No obstante, a fines del siglo XVI se creó una nueva modalidad de utilización forzosa de la mano de obra indígena por parte de los españoles, el repartimiento de indios, que se convirtió en el principal y más duradero mecanismo de dominio de los indígenas, el instrumento mediante el cual quedaron definitivamente conquistados y que garantizó su sujeción, su explotación y su posición de inferioridad. De conformidad con lo dispuesto en reales cédulas de 21 de abril de 1574 y 24 de noviembre de 1601, el repartimiento era un sistema laboral de adjudicación de mano de obra indígena en provecho de los españoles, que a cambio de una remuneración ínfima obligaba periódicamente a los indígenas a trabajar por temporadas, generalmente de ocho días por mes, en las casas o haciendas de la población española. Una vez concluida la temporada, los indígenas debían volver a sus respectivas reducciones, a fin de que pudiesen trabajar en labores propias o en reunir el tributo que debía pagar a la Corona o a los encomenderos y eran sustituidos en el repartimiento por otro grupo de indígenas. El sistema estaba basado en tres principios: la coerción sobre los indígenas, la rotación semanal y la remuneración forzosa, de conformidad con una tarifa establecida por las autoridades . Contrariamente a la creencia general, esta institución no tenía vinculación jurídica ni práctica con la encomienda, aunque a vez se usasen indistintamente ambos términos. En cambio, sí guarda cierta correspondencia, en sus elementos sustanciales, con la mita que se desarrolló en el virreinato del Perú.
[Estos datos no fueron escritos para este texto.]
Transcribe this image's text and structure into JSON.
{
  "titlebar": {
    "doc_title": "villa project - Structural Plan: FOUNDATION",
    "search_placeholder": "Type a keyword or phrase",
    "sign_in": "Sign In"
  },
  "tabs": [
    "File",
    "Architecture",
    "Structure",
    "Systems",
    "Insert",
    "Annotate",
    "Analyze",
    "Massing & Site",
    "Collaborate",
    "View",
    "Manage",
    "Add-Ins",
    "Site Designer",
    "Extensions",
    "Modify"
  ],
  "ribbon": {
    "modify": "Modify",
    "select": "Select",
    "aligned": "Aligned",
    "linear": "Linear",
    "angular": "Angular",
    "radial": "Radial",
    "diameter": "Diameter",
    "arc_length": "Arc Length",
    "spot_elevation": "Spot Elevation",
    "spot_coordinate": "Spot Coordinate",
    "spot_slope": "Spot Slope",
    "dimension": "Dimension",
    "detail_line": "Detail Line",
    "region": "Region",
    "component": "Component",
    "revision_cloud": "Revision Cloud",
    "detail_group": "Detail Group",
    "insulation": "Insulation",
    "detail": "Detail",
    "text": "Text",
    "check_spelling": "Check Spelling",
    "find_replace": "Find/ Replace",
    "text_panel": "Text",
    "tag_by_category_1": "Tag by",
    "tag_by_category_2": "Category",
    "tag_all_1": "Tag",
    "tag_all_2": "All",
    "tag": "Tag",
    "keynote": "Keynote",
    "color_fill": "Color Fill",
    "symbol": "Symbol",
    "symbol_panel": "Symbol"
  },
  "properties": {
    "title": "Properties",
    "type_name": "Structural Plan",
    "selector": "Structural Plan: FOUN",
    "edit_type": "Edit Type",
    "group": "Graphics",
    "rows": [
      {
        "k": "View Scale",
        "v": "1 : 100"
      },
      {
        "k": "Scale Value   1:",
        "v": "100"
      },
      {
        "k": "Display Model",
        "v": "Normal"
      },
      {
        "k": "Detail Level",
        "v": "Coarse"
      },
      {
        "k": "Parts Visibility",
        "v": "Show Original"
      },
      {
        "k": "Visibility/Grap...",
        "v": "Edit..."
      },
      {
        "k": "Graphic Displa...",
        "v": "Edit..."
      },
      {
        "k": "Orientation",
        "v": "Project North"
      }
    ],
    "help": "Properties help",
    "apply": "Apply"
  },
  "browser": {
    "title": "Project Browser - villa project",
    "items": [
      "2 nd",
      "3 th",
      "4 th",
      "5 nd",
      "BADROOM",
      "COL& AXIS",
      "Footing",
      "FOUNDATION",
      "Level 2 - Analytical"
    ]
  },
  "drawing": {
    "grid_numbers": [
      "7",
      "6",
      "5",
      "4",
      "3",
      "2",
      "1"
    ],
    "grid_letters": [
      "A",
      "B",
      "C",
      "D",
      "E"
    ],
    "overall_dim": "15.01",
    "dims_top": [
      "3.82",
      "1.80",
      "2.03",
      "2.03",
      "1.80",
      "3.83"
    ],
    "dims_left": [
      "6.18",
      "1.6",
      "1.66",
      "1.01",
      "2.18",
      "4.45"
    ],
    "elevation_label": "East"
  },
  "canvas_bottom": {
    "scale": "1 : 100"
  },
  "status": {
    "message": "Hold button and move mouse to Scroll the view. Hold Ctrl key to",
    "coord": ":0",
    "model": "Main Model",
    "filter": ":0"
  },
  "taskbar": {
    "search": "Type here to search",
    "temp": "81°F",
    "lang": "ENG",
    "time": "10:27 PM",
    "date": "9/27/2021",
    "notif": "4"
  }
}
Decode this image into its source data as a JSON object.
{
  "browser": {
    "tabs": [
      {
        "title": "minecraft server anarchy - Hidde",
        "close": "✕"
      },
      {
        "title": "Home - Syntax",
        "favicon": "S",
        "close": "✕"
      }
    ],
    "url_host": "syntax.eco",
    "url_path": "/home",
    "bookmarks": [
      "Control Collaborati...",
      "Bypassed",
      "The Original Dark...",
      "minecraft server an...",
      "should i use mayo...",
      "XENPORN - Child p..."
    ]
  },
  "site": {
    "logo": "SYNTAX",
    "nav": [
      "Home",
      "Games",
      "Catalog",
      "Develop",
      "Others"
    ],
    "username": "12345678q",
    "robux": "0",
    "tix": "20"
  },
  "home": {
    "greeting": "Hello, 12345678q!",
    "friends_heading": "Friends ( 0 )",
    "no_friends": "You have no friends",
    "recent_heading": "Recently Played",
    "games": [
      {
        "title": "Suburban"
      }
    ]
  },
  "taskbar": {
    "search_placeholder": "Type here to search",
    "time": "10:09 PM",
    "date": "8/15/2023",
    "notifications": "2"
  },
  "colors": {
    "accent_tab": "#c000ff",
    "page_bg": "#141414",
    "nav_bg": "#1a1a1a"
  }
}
El repartimiento tuvo notorio desarrollo en algunos lugares de México y del reino de Guatemala, especialmente donde había gran disponibilidad de mano de obra indígena. Cada domingo, entre un 2% y un 4% de los varones indígenas (en algunos, periodos, de "dobla", el porcentaje subía hasta un 8 o 10%) que tuviesen entre 16 y 60 años de edad, con excepción de los alcaldes del pueblo y de los que estuviesen enfermos, debía reunirse en la plaza u otro lugar público de la respectiva reducción, para esperar a los mayordomos de las haciendas de españoles de las vecindades o los capataces de las minas, quienes al día siguiente se llevaban a los trabajadores, según las cuotas establecidas en un padrón levantado por mandato del presidente de la Audiencia. Éste era quien concedía a los propietarios españoles el derecho de disponer de indígenas de repartimiento, previo pago a la Corona de medio real de plata por cada trabajador. El beneficiario debía además pagar al indígena el tiempo empleado en el camino de ida y un real por cada día de labor, así como suministrarle las herramientas que fuesen necesarias para su trabajo. El cumplimiento de las normas que regían el sistema era responsabilidad de los alcaldes indígenas, supervisados por jueces repartidores españoles. [1]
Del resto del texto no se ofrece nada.